Шум двигателей вертолета донесся с юга. Несколько секунд — и винтокрылая машина неизвестной мне модели появилась над океаном. Еще минута — и она зависла над островом, над самой плоской его частью, в трехстах метрах от ложбинки, где находился замаскированный лагерь. Под брюхом вертолета на тросе висел какой-то агрегат на двух колесах. Еще полминуты — и вертолет завис, поставив агрегат на землю. Трос дал слабину.
— Ну, чего встали? — обратился к нам с Сэйго Мотояма. — Давайте отцеплять.
Вертолет доставил компрессор с приводом от бензинового двигателя, довольно компактный, но, естественно, тяжеленный. Мы отшвартовали агрегат, вертолет отлетел в сторону, а затем, совершив посадку, стал замедлять вращение винтов. У отсека, расположенного за кабиной, открылась сдвижная дверь.
Последние полчаса с того момента, как Татьяна сделала свое великое открытие, на острове Уэнимиру царила настоящая эйфория. Все теперь смотрели на Таню влюбленными глазами, но можно было не обманываться: бандитам, неважно какой национальности, чувство благодарности несвойственно Однако, еще неизвестно, окажется ли клад на месте, и что последует за тем, когда его выкопают. Мотояма по-прежнему не обещал ничего конкретного.
В процессе мозгового штурма, предпринятого обитателями острова под угрозой смерти, кто-то из бандитов выдвинул гипотезу, согласно которой Танаэмон делал татуировку на коже Тодзимэ, когда дочь была еще ребенком, поэтому масштаб изначально был взят нами неправильно. Правда, это предположение вызвало большие сомнения у Мотоямы, но если гипотеза Татьяны вдруг окажется неверной, то, сказал он, придется рассмотреть и это допущение.
Из вертолета были выгружены пластиковая фляга с водой и десяток канистр с бензином. Появились и две бухты шланга высокого давления и два отбойных молотка.
— Не кирками же ковырять, — сказал Мотояма.

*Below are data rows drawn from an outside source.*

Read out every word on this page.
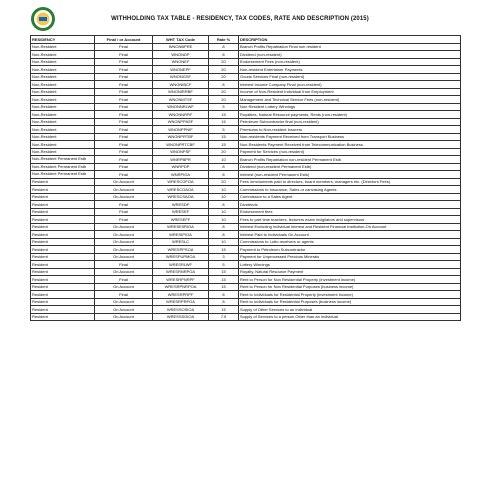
WITHHOLDING TAX TABLE - RESIDENCY, TAX CODES, RATE AND DESCRIPTION (2015)
RESIDENCY	Final / or Account	WHT TAX Code	Rate %	DESCRIPTION
Non-Resident	Final	WNONBPRE	8	Branch Profits Repatriation Final non resident
Non-Resident	Final	WNONDP	8	Dividend (non-resident)
Non-Resident	Final	WNONEF	20	Endorsement Fees (non-resident)
Non-Resident	Final	WNONEPF	20	Non-resident Entertainer Payments
Non-Resident	Final	WNONGSF	20	Goods Services Final (non-resident)
Non-Resident	Final	WNONIBCF	8	Interest Income Company Final (non-resident)
Non-Resident	Final	WNONIRRBF	20	Income of Non-Resident Individual from Employment
Non-Resident	Final	WNONMTSF	20	Management and Technical Service Fees (non-resident)
Non-Resident	Final	WNONNRLWF	5	Non Resident Lottery Winnings
Non-Resident	Final	WNONNRRF	15	Royalties, Natural Resource payments, Rents (non-resident)
Non-Resident	Final	WNONPPASF	15	Petroleum Subcontractor final (non-resident)
Non-Resident	Final	WNONPPNIF	5	Premiums to Non-resident Insurers
Non-Resident	Final	WNONPRTBF	15	Non-residents Payment Received from Transport Business
Non-Resident	Final	WNONPRTCBF	15	Non-Residents Payment Received from Telecommunication Business
Non-Resident	Final	WNONPSF	20	Payment for Services (non-resident)
Non-Resident Permanent Estb	Final	WNRPBPR	10	Branch Profits Repatriation non-resident Permanent Estb
Non-Resident Permanent Estb	Final	WNRPDP	8	Dividend (non-resident Permanent Estb)
Non-Resident Permanent Estb	Final	WNRPIOA	8	Interest (non-resident Permanent Estb)
Resident	On Account	WRESCOFOA	20	Fees /emoluments paid to directors, board members, managers etc. (Directors Fees)
Resident	On Account	WRESCOAOA	10	Commissions to Insurance, Sales or canvasing Agents
Resident	On Account	WRESCSAOA	10	Commission to a Sales Agent
Resident	Final	WRESDF	8	Dividends
Resident	Final	WRESEF	10	Endorsement fees
Resident	Final	WRESEFF	10	Fees to part time teachers, lecturers exam invigilators and supervisors
Resident	On Account	WRESEIIRIOA	8	Interest Excluding Individual Interest and Resident Financial Institution-On Account
Resident	On Account	WRESIPIOA	8	Interest Paid to Individuals On Account
Resident	On Account	WRESLC	10	Commissions to Lotto receivers or agents
Resident	On Account	WRESPPSOA	15	Payment to Petroleum Subcontractor
Resident	On Account	WRESPUPMOA	3	Payment for Unprocessed Precious Minerals
Resident	Final	WRESRLWF	5	Lottery Winnings
Resident	On Account	WRESRNRPOA	15	Royalty, Natural Resource Payment
Resident	Final	WRESRPNRPF	15	Rent to Person for Non Residential Property (investment income)
Resident	On Account	WRESRPNRPOA	15	Rent to Person for Non Residential Purposes (business income)
Resident	Final	WRESRPRPF	8	Rent to Individuals for Residential Property (investment income)
Resident	On Account	WRESRPRPOA	8	Rent to Individuals for Residential Purposes (business income)
Resident	On Account	WRESSOSIOA	15	Supply of Other Services to an Individual
Resident	On Account	WRESSSOIOA	7.5	Supply of Services to a person Other than an Individual
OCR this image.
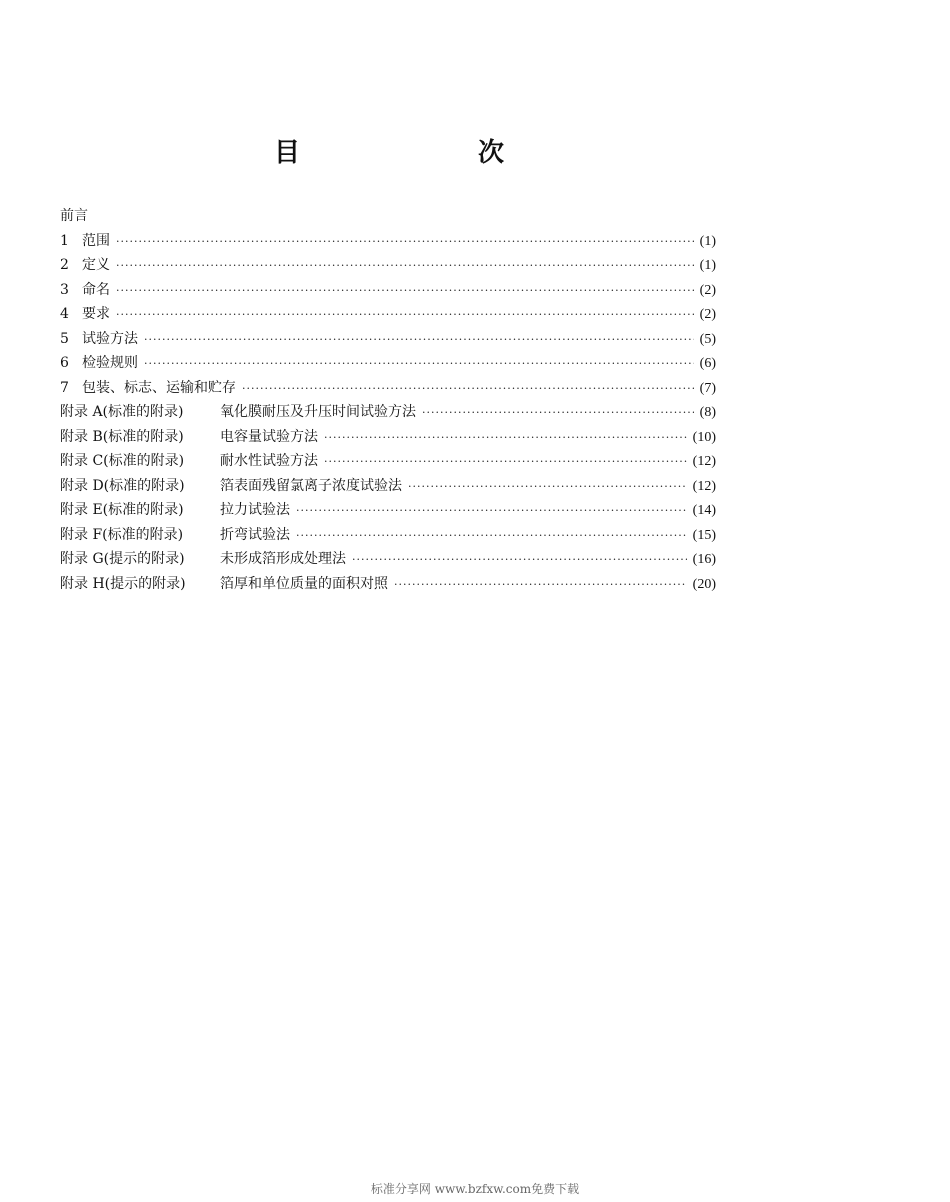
目　　次
前言
1 范围 ·····	(1)
2 定义 ·····	(1)
3 命名 ·····	(2)
4 要求 ·····	(2)
5 试验方法 ·····	(5)
6 检验规则 ·····	(6)
7 包装、标志、运输和贮存 ·····	(7)
附录 A(标准的附录)	氧化膜耐压及升压时间试验方法 ·····	(8)
附录 B(标准的附录)	电容量试验方法 ·····	(10)
附录 C(标准的附录)	耐水性试验方法 ·····	(12)
附录 D(标准的附录)	箔表面残留氯离子浓度试验法 ·····	(12)
附录 E(标准的附录)	拉力试验法 ·····	(14)
附录 F(标准的附录)	折弯试验法 ·····	(15)
附录 G(提示的附录)	未形成箔形成处理法 ·····	(16)
附录 H(提示的附录)	箔厚和单位质量的面积对照 ·····	(20)
标准分享网 www.bzfxw.com免费下载
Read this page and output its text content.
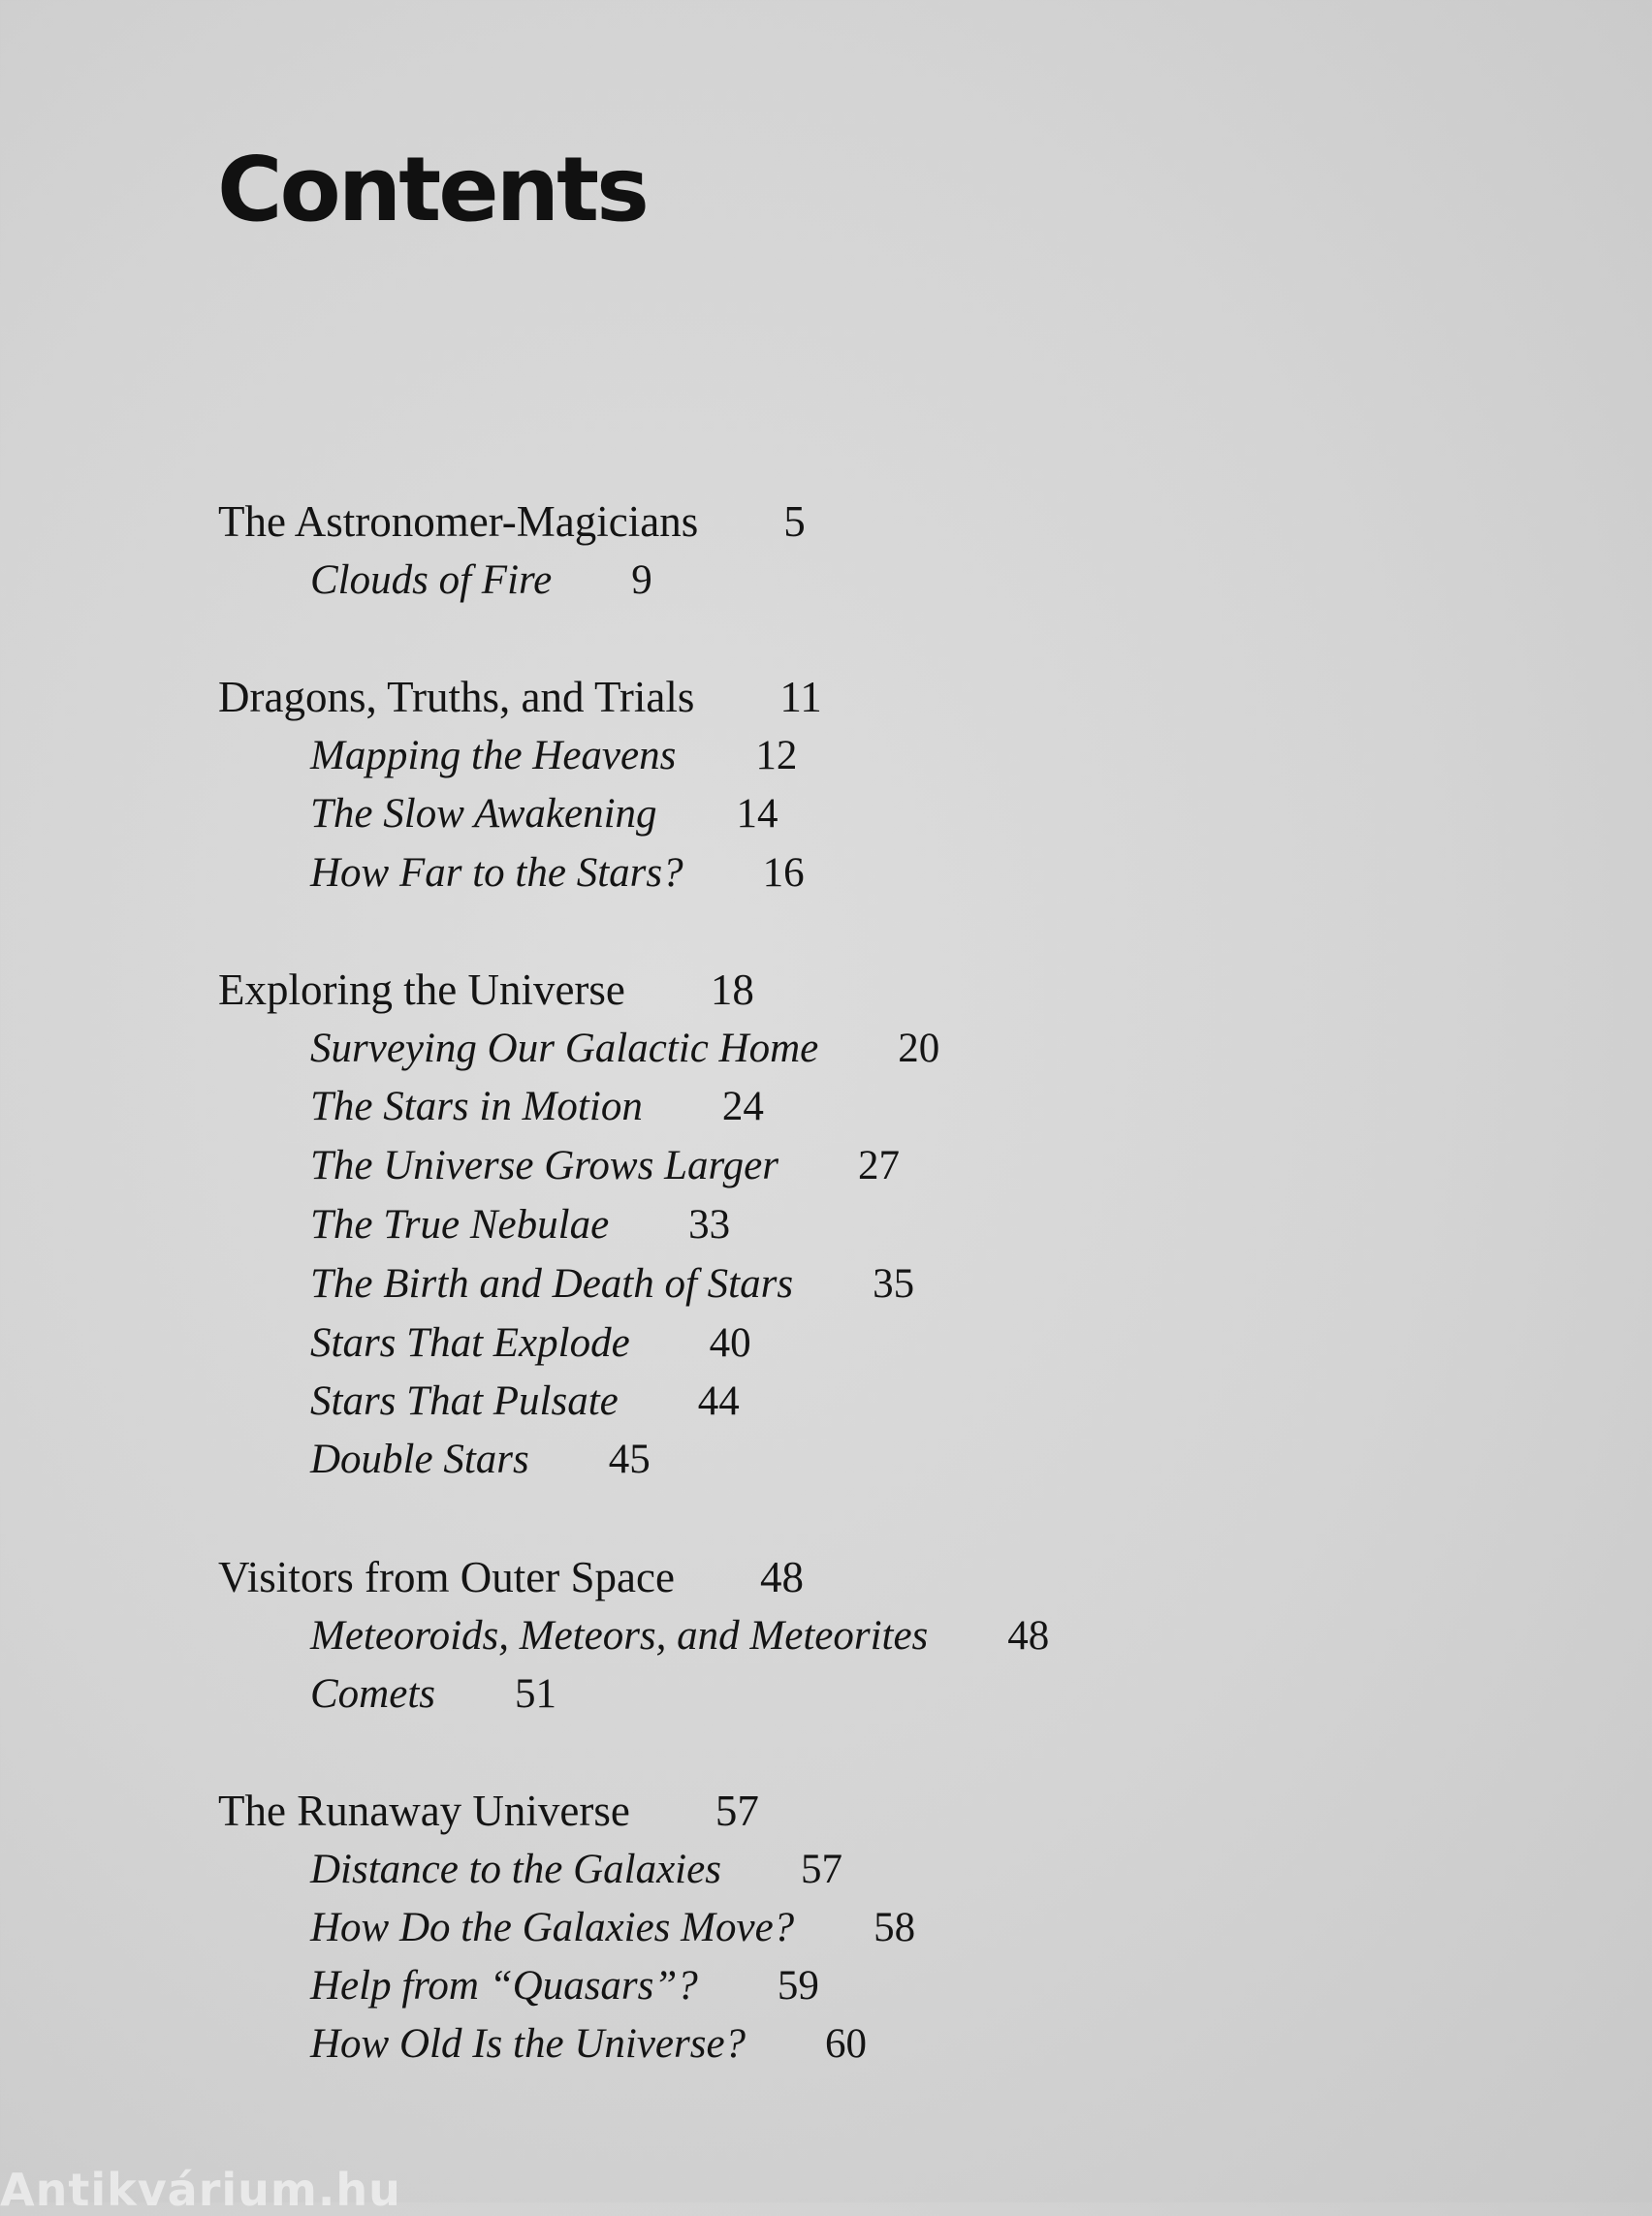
Contents
The Astronomer-Magicians 5
Clouds of Fire 9
Dragons, Truths, and Trials 11
Mapping the Heavens 12
The Slow Awakening 14
How Far to the Stars? 16
Exploring the Universe 18
Surveying Our Galactic Home 20
The Stars in Motion 24
The Universe Grows Larger 27
The True Nebulae 33
The Birth and Death of Stars 35
Stars That Explode 40
Stars That Pulsate 44
Double Stars 45
Visitors from Outer Space 48
Meteoroids, Meteors, and Meteorites 48
Comets 51
The Runaway Universe 57
Distance to the Galaxies 57
How Do the Galaxies Move? 58
Help from “Quasars”? 59
How Old Is the Universe? 60
Antikvárium.hu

Вертолет ушел. Мы вчетвером (я, Сэйго и два младших бандита) впряглись в компрессор и покатили его к обозначенному вешками кругу, внутри которого где-то под землей должны были находиться сокровища на сумму двадцать с лишним миллионов долларов…
Когда все было доставлено на место, Мотояма распорядился возвращаться в лагерь. Все правильно: война войной, а обед — по распорядку…
Хоть одно было утешение — на обед подали чертовски вкусную штуку из, в общем-то, традиционных, рыбы и риса, такая, что даже Танька похваливала, а она у меня отнюдь не любительница подобной пищи.
Иногда я ловил себя на мысли, что более странные отношения в подобной компании невозможно представить. Восемь человек сидели возле палаток, уплетали рыбу и перешучивались на двух языках, при этом, казалось, все друг друга понимали. Ни дать ни взять — интернациональная группа «дикарей»-туристов… И все же смех казался натянутым, некоторые шутки словно повисали в воздухе — словом, нельзя было забыть, что трапезничают люди, отнюдь не связанные одной целью.
Глава VIПосле обеда Мотояма расписал план действий. Повару, как всегда, было велено ловить рыбу и заниматься своими прямыми обязанностями. Мне, Сэйго и двум бандитам — выдвигаться на раскопки, причем с нами собрался идти и сам Акира. Татьяна оставалась в лагере под присмотром ближайшего помощника Мотоямы.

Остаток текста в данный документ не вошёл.